Trodelvy is "just the beginning," said Choi Jae-yeon, general manager of Gilead Sciences Korea, in a recent interview. The company is laying the groundwork for a long-term cancer strategy, not a one-off launch, she said. That includes expanding indications, initiating local trials, and targeting other tumor types.

Next in line is Yescarta (axicabtagene ciloleucel), Gilead’s CAR-T therapy for relapsed or refractory large B-cell lymphoma, developed through Kite, its U.S.-based cell therapy subsidiary. 

Already designated an orphan drug in Korea, the company has completed its local regulatory filing and is aiming for a commercial launch in 2026. “We’re ready to move as soon as approval comes through,” Choi said.

That would put Gilead among the few multinationals rolling out CAR-T in Korea using in-house assets. "At Gilead, we’re still early in our oncology journey," she said, but noted the goal is to establish Korea as a serious node in the company’s global oncology strategy, with reimbursement and trial infrastructure in place.

The broader pivot reflects a move away from Gilead’s historical antiviral base. More than 80 percent of its global virology trials currently run in Korea, a figure the company sees as a competitive edge. The next step, she said, is to bring that same operational depth to solid tumors, hematologic cancers, and immuno-oncology combinations.

When Trodelvy was reimbursed, Gilead brought patients and caregivers into the room -- not just as guests, but as contributors. The meeting sparked an internal shift. “It showed us that real access isn’t just about approval,” Choi said. “It’s about creating a space where patients are part of the process.”

That access-first approach is also driving Gilead’s HIV prevention strategy. The company is preparing to file lenacapavir in Korea, a long-acting injectable PrEP drug recently approved in the U.S. under the brand name Yeztugo. While the original formulation, Sunlenca, was cleared by the FDA in 2022 for treatment-experienced patients, Yeztugo was approved in June 2025 as the first PrEP option given just twice a year.
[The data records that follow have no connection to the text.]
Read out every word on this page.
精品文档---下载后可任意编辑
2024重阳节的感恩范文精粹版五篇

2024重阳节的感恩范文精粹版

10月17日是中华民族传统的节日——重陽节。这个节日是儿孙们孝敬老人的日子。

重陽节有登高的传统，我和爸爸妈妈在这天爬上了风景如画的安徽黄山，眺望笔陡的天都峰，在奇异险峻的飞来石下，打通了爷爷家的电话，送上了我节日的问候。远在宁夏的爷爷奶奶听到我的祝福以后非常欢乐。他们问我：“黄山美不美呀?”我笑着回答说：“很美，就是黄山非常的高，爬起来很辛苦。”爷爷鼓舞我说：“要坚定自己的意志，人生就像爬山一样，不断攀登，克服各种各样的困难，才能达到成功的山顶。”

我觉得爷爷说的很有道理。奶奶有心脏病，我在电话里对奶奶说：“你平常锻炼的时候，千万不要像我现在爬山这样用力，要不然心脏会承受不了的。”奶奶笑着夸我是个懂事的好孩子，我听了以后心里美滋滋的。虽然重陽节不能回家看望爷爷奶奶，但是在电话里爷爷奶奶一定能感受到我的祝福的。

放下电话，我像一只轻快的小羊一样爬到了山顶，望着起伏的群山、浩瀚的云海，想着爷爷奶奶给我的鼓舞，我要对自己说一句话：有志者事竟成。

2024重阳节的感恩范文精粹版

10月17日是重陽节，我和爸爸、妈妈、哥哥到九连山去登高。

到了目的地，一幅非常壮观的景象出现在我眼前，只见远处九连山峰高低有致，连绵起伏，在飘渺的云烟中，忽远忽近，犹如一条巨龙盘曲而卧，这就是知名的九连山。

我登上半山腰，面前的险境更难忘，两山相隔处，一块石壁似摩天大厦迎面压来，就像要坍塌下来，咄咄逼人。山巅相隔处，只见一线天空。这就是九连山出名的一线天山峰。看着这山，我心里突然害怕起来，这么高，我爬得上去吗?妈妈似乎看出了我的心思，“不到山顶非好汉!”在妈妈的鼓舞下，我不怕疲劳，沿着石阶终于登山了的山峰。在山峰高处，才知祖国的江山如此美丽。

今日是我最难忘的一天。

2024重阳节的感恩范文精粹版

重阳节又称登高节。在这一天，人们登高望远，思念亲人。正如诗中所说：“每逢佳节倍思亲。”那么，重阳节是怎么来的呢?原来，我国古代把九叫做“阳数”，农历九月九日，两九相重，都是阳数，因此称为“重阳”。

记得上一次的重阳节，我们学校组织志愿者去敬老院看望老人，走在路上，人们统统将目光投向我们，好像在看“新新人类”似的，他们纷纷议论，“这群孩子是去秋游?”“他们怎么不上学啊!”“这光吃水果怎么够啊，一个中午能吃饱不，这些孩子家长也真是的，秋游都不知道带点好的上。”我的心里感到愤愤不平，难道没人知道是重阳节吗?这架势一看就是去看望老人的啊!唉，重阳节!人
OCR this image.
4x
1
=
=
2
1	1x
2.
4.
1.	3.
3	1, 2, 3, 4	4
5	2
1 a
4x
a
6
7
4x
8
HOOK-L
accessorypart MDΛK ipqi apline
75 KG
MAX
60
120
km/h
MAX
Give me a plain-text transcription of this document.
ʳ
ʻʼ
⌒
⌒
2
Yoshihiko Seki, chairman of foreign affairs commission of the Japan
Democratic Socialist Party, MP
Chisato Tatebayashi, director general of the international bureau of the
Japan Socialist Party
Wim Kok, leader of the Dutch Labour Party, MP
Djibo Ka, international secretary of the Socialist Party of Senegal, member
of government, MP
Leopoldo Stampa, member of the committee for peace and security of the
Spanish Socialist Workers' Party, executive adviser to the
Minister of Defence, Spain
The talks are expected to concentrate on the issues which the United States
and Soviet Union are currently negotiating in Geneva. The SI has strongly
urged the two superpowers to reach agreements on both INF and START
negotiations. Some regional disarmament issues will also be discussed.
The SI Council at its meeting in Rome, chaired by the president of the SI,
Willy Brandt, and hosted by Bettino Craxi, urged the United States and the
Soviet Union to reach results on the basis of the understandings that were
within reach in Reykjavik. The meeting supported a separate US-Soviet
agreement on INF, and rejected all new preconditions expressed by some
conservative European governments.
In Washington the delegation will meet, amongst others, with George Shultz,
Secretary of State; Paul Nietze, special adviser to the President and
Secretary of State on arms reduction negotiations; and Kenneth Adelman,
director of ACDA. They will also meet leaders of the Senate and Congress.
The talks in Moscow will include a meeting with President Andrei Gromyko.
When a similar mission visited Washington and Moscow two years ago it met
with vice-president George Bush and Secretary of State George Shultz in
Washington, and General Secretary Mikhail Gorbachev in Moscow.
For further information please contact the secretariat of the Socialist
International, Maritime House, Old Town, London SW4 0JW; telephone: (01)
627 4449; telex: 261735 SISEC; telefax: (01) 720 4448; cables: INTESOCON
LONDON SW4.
In Korea, Gilead has already filed lenacapavir as an HIV treatment, with plans to introduce the PrEP formulation as well. The timeline remains uncertain, but Choi said the company is “doing everything we can” to bring the injectable to market.

Stigma and late diagnosis remain major barriers. Korea has one of the lowest HIV diagnosis rates among OECD countries. Choi said the company is working with LGBTQ advocacy groups and local communities to build trust and improve access.

According to Gilead, the company signed voluntary licenses in 120 countries in 2024 to enable low-cost production of the injectable PrEP therapy. Choi said Korea could be considered for similar access models if pricing challenges arise.

Meanwhile, Gilead Sciences Korea operates with a staff of about 100, most from medical or scientific backgrounds. “It’s a lean structure,” Choi said. “That means strategic focus is critical.”

Instead of expanding headcount, the company reassigned virology staff to oncology roles. "We didn’t hire an oncology team from scratch," Choi said. "We looked at people who already knew how to run with science."

Her leadership approach draws on nearly 12 years at Eli Lilly and more recent roles heading MSD’s operations in Korea and Taiwan. “What matters is whether people can see the value in what they’re building together,” she said. “Synergy is not a given. It’s something you build intentionally.”